It’s been said that more startups die from suicide (they did themselves in) than from murder (someone outside did them in). In your view, what are the things that kill startups?
Sometimes it could be a terminal illness (e.g fundamental problems with the unit economics of the business) this kind of death is on the long term, it basically has no cure (no amount of Chemotherapy investment can fix profitability), other times it could die of just plain starvation(running out of funds).
Gunning for level 9 while at ground zero, naturally only a few can make the jump and when you land you gotta keep running. Both the circle of entrepreneurship and business growth is bound to acceleration.
Reason the successful crop of startup founders are invariably more brains than brawls.
Why success is lower in this clime is that all the guys on a much higher (personally, I don’t think any body has made the jump yet) level of experience need to bargain wholesale what they know to this new crop of enterpreneurs, the latter can’t accelerate experience any other way, protect their interest and help drive their growth; a simple introduction could go a long way. But they’d rather be in competition with ‘you’ and are ready to prove you wrong.
Lol… The comparisons… Suicide, murder, terminal illness, starvation
Lack of funding.
Proper CSI things here…
Simple. Like all businesses, you die when you run out of cash.
How do you run out of cash?
- You have no market because either your tech (or branding) is not good enough or it’s a solution looking for a problem.
- Your market is too poor because you focused on selling a nice-to-have to students, over-squeezed SMEs, IDPs or some other penny-pinching, economically under-attack demographic.

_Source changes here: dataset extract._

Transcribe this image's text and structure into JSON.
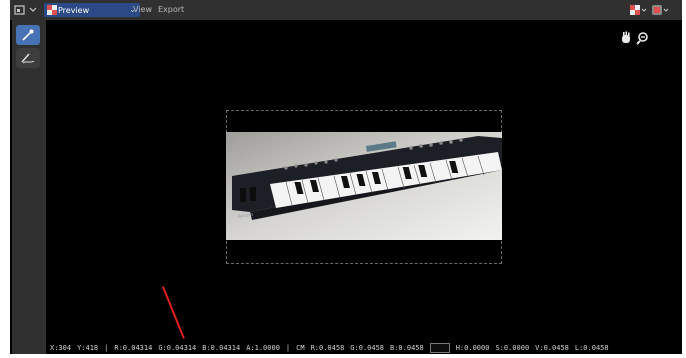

- Your overheads are commensurately too high thereby giving you a runway shorter than Bigiano’s career. The biggest overhead is usually manpower. Hire too many people, and die a death by a thousand cuts.
See doctors in the house.
What about the founder? What if the person isn’t startup tested and trusted? What if the person has the wrong motives? What if he employs his guys and doesn’t realize startups are businesses?
Me thinks that from every 100 startup deaths at least 80 are from founder mistakes or incompetence.
Important to note: Startups don’t die suddenly. They die very slowly, and everyone involved will live in denial.
Again to note: when you found a startup, the default compass is to die. You have to consciously and deliberately calibrate it to work.
And on this: http://blog.samaltman.com/startup-advice
And whatever you do, never forget mediocre people don’t build great companies. Great people do. And great people will never work on silly problem, or work with an asshole or bullshitter.
In my little experience, work on only a problem you find truly important, and resolve to fix, and find the best people to help you. Else it’ll be tougher getting through.
Value compounds too. It’s easy to waste your own time. I digressed too quickly, but hope the most important points are sha, extracted.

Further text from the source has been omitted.